Researchers at National University of Ireland (NUI) Galway have developed software that enables rapid identification of narcotics and explosive materials.
The technology can be practically applied by authorities at airport security screening, on the spot forensics and poison testing at accident and emergency departments.
Entitled Hazard IQ, the intelligent software has been developed at NUI Galway by Dr Michael Madden, Department of Information Technology and Dr Alan Ryder, Department of Chemistry and the National Centre for Biomedical Engineering Science.
The technology was presented at the recent Enterprise Ireland Informatics Technology Showcase in Dublin. The software was developed with support from Enterprise Ireland as part of the Commercialisation Fund for Technology Development.
The software automatically learns to identify hazardous and illicit substances by examining a wide variety of samples that have been prepared in a lab. Hazard-IQ has been ‘trained’ to recognise different categories of drugs, poisons, explosive and corrosive materials and estimate their concentrations accurately. It can then recognise new samples within milliseconds.

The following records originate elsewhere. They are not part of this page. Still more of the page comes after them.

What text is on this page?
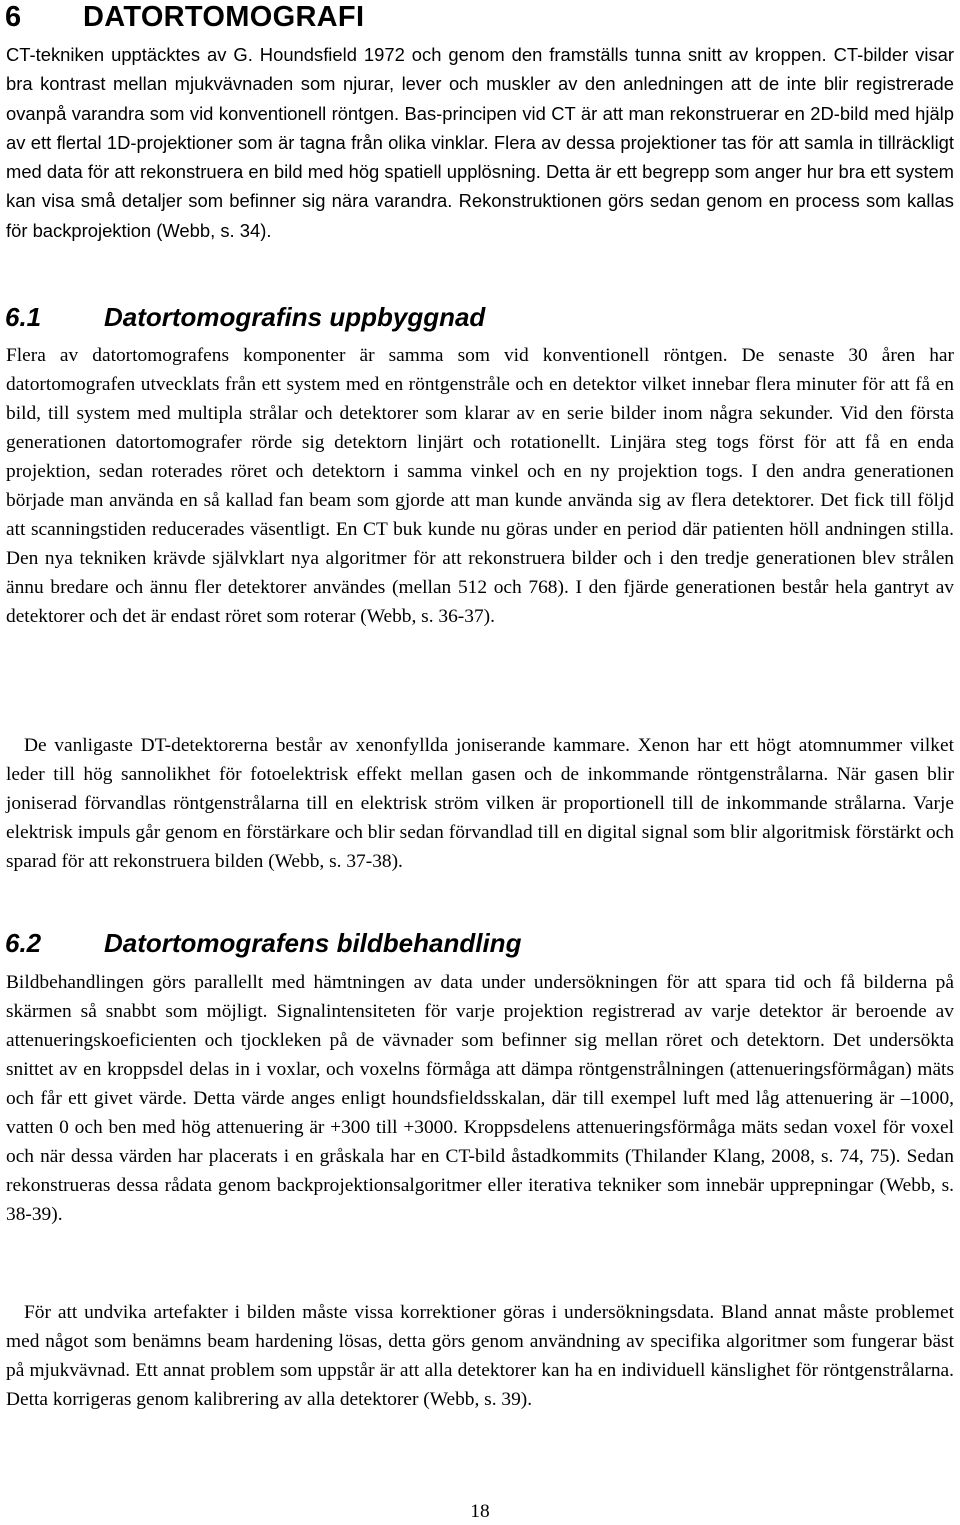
6 DATORTOMOGRAFI

CT-tekniken upptäcktes av G. Houndsfield 1972 och genom den framställs tunna snitt av kroppen. CT-bilder visar bra kontrast mellan mjukvävnaden som njurar, lever och muskler av den anledningen att de inte blir registrerade ovanpå varandra som vid konventionell röntgen. Bas-principen vid CT är att man rekonstruerar en 2D-bild med hjälp av ett flertal 1D-projektioner som är tagna från olika vinklar. Flera av dessa projektioner tas för att samla in tillräckligt med data för att rekonstruera en bild med hög spatiell upplösning. Detta är ett begrepp som anger hur bra ett system kan visa små detaljer som befinner sig nära varandra. Rekonstruktionen görs sedan genom en process som kallas för backprojektion (Webb, s. 34).

6.1 Datortomografins uppbyggnad

Flera av datortomografens komponenter är samma som vid konventionell röntgen. De senaste 30 åren har datortomografen utvecklats från ett system med en röntgenstråle och en detektor vilket innebar flera minuter för att få en bild, till system med multipla strålar och detektorer som klarar av en serie bilder inom några sekunder. Vid den första generationen datortomografer rörde sig detektorn linjärt och rotationellt. Linjära steg togs först för att få en enda projektion, sedan roterades röret och detektorn i samma vinkel och en ny projektion togs. I den andra generationen började man använda en så kallad fan beam som gjorde att man kunde använda sig av flera detektorer. Det fick till följd att scanningstiden reducerades väsentligt. En CT buk kunde nu göras under en period där patienten höll andningen stilla. Den nya tekniken krävde självklart nya algoritmer för att rekonstruera bilder och i den tredje generationen blev strålen ännu bredare och ännu fler detektorer användes (mellan 512 och 768). I den fjärde generationen består hela gantryt av detektorer och det är endast röret som roterar (Webb, s. 36-37).

De vanligaste DT-detektorerna består av xenonfyllda joniserande kammare. Xenon har ett högt atomnummer vilket leder till hög sannolikhet för fotoelektrisk effekt mellan gasen och de inkommande röntgenstrålarna. När gasen blir joniserad förvandlas röntgenstrålarna till en elektrisk ström vilken är proportionell till de inkommande strålarna. Varje elektrisk impuls går genom en förstärkare och blir sedan förvandlad till en digital signal som blir algoritmisk förstärkt och sparad för att rekonstruera bilden (Webb, s. 37-38).

6.2 Datortomografens bildbehandling

Bildbehandlingen görs parallellt med hämtningen av data under undersökningen för att spara tid och få bilderna på skärmen så snabbt som möjligt. Signalintensiteten för varje projektion registrerad av varje detektor är beroende av attenueringskoeficienten och tjockleken på de vävnader som befinner sig mellan röret och detektorn. Det undersökta snittet av en kroppsdel delas in i voxlar, och voxelns förmåga att dämpa röntgenstrålningen (attenueringsförmågan) mäts och får ett givet värde. Detta värde anges enligt houndsfieldsskalan, där till exempel luft med låg attenuering är –1000, vatten 0 och ben med hög attenuering är +300 till +3000. Kroppsdelens attenueringsförmåga mäts sedan voxel för voxel och när dessa värden har placerats i en gråskala har en CT-bild åstadkommits (Thilander Klang, 2008, s. 74, 75). Sedan rekonstrueras dessa rådata genom backprojektionsalgoritmer eller iterativa tekniker som innebär upprepningar (Webb, s. 38-39).

För att undvika artefakter i bilden måste vissa korrektioner göras i undersökningsdata. Bland annat måste problemet med något som benämns beam hardening lösas, detta görs genom användning av specifika algoritmer som fungerar bäst på mjukvävnad. Ett annat problem som uppstår är att alla detektorer kan ha en individuell känslighet för röntgenstrålarna. Detta korrigeras genom kalibrering av alla detektorer (Webb, s. 39).

18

Dr Madden explained: “If, for example, suspicious materials are discovered at an airport, they can be analysed where they are found and Hazard-IQ can identify the substance in a matter of seconds. This is much faster than dispatching samples to a central laboratory for standard testing which can take several days. Likewise, in a hospital environment the identification of hazardous materials ingested by patients can be made rapidly, speeding up diagnosis and leading to faster treatment times.”
Hazard IQ identifies the components of mixtures and estimates their concentrations by combining Raman Spectroscopy — which is a laser-based method for ‘chemical fingerprinting’ of materials — with machine learning, which is a family of analysis techniques that automatically improve with experience.
Madden’s colleague Dr Alan Ryder explained: “The basis of the project is about using the Raman spectra of drugs as molecular fingerprints. These molecular fingerprints are unique to different drugs and materials and so can be used for unambiguous identification.
“Portable Raman detection equipment is smaller than a shoebox and can test bulk samples of a variety of materials, including drugs, explosives and hazardous industrial chemicals,” Dr Ryder added.